Affluenza: The all-consuming epidemic
Author: John De Graaf, David Wann and Thomas H Naylor
I live in a town with around four hundred pubs and bars. Relax! I haven't chosen this forum to come out as an alcoholic. My point is that deciding where to meet up with someone is a case of being spoilt for choice. It would be easier in fact to have less choice. Actually, it's been shown that too much choice can leave people feeling dissatisfied with the choices they do make. (1) A world of possibilities is also a world of missed opportunities.
In industrialised countries the days are long gone of Henry Ford's famous dictum: 'You can have any colour car as long as it's black'. There are endless multiple, constantly updated, choices from financial services to mobile phones, from possible dating partners (who could be anywhere in the world) to flavours of ice cream. Affluenza: The all-consuming epidemic is a thought-provoking examination of what it means to be 'ill' in a modern society suffering from "a painful, contagious, socially-transmitted condition of overload, debt, anxiety and waste resulting from the dogged pursuit of more."
'Affluenza' is defined as a social virus causing waste, massive debt, constant dissatisfaction and work obsession. It threatens families, communities and the whole planet as non-material values are marginalised and notions of personal 'self-improvement' have switched away from 'what I am' to 'what I have'.
Although the book focuses on America specifically, the rampant materialism and pressure to constantly acquire more and the consequences of this cycle could apply to anyone in the industrialised world (the average Brit is £8,000 in debt, discounting mortgages). The book looks at the social and psychological consequences for all of us of just focusing on getting more stuff to enjoy the short-lived buzz of 'gaining' – to be followed so soon after with yet more 'wanting'.
The authors investigate how over-consumption spoils relationships and even whole lives, and looks at a number of possible solutions. We have never had so much – and yet really it amounts to so little when you consider that, although most of us enjoy luxuries which even royalty could not have dreamed of a hundred years ago, rates of suicide and depression have never been so high.
This is a good read that will make you think hard about society, yourself and the people in your life.
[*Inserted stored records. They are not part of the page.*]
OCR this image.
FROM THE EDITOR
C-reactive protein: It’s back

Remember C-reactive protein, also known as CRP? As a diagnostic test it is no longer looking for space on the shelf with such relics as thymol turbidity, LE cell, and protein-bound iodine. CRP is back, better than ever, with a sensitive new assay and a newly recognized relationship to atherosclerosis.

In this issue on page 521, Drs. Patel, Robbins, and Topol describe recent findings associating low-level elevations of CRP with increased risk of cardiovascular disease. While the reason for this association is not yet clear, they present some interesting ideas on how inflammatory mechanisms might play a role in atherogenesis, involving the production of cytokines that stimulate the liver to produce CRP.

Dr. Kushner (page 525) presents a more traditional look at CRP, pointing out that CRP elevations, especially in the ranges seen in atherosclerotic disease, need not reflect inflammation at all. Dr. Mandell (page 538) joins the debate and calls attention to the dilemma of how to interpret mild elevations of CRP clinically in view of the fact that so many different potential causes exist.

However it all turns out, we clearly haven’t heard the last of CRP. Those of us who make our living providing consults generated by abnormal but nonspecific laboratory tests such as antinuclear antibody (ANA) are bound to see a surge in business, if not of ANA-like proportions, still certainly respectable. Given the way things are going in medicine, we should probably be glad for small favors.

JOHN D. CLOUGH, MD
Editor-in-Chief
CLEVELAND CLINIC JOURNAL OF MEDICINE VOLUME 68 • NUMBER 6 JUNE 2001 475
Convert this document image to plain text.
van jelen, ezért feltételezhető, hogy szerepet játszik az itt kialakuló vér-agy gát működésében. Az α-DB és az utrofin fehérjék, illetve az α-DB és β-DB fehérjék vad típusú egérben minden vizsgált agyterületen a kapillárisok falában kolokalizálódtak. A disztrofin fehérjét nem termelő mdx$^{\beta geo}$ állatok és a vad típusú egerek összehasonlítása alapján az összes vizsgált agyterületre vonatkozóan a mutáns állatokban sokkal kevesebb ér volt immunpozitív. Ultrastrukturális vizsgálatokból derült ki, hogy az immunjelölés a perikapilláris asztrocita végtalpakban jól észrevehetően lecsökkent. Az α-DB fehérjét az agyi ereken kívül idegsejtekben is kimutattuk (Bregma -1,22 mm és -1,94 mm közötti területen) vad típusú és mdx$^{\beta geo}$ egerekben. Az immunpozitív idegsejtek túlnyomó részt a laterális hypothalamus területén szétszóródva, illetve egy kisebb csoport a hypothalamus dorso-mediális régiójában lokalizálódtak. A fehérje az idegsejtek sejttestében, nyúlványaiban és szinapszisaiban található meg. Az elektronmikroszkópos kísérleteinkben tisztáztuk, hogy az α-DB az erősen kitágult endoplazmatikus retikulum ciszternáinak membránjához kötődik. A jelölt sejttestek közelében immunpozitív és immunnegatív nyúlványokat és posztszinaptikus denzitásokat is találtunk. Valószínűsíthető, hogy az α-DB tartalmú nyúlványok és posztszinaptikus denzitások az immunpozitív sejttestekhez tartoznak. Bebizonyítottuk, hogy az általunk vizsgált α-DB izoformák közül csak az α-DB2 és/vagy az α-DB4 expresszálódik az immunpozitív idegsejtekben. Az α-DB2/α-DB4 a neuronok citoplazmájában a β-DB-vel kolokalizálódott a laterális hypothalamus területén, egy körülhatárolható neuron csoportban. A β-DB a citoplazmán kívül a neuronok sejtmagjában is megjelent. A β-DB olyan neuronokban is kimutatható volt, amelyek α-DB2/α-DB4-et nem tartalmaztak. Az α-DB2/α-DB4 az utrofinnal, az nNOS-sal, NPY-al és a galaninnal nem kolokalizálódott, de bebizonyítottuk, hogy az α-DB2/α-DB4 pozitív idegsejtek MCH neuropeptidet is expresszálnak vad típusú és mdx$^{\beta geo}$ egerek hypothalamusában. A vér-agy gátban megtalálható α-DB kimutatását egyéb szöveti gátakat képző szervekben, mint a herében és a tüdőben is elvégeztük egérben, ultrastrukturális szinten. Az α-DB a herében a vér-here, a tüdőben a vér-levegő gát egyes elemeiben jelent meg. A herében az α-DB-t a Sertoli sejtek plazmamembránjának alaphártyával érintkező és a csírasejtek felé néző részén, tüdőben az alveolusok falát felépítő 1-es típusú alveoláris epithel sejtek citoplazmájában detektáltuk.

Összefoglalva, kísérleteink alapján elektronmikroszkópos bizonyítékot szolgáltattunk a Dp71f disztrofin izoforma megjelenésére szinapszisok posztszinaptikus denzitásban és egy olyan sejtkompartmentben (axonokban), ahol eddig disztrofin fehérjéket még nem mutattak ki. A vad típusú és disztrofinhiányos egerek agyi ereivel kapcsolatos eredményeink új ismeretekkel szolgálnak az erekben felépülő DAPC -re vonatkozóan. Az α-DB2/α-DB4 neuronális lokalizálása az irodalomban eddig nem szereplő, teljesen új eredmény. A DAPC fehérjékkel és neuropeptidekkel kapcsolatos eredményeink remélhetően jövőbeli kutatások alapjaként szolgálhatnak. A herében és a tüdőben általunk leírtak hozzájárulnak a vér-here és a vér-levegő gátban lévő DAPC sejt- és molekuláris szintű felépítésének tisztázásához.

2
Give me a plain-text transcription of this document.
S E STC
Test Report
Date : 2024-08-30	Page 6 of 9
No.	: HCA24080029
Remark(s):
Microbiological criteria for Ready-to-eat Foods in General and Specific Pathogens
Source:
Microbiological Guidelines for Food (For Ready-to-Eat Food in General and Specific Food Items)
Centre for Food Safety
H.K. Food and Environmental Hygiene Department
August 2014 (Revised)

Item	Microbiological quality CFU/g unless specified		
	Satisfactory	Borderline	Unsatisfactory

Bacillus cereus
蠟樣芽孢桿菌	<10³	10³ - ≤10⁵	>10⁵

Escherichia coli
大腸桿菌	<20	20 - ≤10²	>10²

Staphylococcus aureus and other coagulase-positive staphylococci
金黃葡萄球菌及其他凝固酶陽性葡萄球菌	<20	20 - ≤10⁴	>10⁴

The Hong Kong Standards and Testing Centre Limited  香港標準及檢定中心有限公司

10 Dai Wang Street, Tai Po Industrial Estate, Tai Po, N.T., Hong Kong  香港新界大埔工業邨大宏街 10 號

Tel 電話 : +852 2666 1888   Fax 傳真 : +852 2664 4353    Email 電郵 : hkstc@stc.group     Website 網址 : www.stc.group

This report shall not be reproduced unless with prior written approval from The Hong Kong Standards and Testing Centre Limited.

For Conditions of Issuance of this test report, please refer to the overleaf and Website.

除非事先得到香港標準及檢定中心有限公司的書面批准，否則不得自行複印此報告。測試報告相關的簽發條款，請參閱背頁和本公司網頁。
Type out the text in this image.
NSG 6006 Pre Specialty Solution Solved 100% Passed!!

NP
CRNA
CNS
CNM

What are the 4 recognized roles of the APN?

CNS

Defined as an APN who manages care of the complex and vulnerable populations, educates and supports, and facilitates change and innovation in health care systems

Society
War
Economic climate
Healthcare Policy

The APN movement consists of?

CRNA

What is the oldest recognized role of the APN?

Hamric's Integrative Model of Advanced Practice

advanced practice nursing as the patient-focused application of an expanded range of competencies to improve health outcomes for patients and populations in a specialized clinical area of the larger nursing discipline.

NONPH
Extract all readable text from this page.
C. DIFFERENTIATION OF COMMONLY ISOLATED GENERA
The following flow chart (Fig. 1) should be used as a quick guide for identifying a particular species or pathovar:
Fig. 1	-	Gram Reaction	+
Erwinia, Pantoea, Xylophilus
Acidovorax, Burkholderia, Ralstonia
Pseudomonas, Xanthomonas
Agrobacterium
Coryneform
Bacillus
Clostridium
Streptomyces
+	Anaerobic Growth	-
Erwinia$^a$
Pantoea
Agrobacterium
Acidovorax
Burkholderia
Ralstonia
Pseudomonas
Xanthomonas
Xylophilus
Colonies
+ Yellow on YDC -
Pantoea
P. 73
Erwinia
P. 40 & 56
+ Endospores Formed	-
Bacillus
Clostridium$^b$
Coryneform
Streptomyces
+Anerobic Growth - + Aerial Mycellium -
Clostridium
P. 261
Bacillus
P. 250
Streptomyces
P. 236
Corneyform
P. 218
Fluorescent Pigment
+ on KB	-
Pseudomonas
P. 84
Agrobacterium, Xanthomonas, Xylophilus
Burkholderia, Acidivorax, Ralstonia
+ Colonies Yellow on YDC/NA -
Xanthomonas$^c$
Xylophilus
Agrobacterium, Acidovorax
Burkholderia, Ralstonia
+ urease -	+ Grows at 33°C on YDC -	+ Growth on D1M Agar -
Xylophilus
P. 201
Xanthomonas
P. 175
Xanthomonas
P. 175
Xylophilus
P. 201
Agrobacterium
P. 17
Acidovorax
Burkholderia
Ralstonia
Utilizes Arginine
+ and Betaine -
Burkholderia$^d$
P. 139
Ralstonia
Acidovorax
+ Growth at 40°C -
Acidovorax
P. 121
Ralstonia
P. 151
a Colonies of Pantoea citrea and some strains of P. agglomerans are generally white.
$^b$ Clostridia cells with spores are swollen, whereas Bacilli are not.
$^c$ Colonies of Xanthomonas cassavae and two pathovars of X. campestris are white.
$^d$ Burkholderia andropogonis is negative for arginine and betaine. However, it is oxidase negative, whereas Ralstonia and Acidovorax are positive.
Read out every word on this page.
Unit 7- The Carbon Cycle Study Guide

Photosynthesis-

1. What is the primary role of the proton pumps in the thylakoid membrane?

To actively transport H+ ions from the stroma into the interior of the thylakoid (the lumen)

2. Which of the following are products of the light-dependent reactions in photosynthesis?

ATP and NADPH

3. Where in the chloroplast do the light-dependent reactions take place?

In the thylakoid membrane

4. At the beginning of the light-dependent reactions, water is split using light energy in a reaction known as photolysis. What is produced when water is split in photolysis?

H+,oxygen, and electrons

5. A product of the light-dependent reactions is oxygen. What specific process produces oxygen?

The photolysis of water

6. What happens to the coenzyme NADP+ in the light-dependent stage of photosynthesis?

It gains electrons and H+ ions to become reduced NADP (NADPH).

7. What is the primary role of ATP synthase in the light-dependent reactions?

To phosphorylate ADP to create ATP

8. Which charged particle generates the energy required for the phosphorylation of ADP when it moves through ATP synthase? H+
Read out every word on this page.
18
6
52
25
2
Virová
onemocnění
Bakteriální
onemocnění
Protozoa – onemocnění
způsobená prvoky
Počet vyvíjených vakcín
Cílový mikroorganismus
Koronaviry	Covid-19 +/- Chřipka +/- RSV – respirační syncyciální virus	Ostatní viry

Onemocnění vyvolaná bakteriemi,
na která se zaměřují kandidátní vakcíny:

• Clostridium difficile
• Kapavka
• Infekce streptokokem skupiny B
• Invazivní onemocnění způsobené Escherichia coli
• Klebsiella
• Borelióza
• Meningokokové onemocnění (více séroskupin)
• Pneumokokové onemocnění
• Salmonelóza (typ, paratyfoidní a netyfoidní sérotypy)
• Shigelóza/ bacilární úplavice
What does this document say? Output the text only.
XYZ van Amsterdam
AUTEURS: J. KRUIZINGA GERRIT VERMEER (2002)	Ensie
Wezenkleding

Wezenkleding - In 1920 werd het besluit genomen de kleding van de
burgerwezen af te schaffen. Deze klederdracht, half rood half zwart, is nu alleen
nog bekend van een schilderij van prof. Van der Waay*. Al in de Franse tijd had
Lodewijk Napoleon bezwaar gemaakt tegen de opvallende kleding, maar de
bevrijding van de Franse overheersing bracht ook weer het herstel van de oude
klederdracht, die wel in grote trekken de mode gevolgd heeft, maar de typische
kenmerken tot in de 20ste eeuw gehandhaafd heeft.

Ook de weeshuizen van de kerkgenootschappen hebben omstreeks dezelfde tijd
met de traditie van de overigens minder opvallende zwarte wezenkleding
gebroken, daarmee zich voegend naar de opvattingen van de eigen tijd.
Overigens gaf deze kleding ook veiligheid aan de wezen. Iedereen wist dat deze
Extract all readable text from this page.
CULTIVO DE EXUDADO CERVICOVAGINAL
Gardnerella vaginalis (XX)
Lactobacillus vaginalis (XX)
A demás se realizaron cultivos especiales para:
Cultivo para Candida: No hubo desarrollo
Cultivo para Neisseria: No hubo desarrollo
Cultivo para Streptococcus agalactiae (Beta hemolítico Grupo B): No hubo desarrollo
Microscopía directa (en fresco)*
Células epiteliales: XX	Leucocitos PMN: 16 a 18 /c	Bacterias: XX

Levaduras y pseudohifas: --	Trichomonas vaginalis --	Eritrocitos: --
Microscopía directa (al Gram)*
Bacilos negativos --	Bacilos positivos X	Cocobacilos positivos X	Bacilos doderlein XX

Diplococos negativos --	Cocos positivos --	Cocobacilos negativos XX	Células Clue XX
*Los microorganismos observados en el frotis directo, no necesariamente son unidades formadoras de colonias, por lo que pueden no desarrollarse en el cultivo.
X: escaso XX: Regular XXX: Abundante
(1) That's particularly true when it comes to the workplace, says Barry Schwartz, author of six books about human behaviour. Students graduate with a multitude of skills and interests, but are often overwhelmed when it comes to choosing an ultimate career goal. In a study, Schwartz observed decision-making among college students during their senior year. Schwartz identified two main 'camps' from their r job-hunting strategies and career decisions: the 'maximisers' who consider every possible option, and the 'satisficers' who look until they find an option that is 'good enough'. You might expect that the students who'd undertaken the most exhaustive search would be the most satisfied with their final decision. But this was not the case. Schwartz found that while maximizers often ended up with better paying jobs than satisficers, on average they were not as happy with their decision.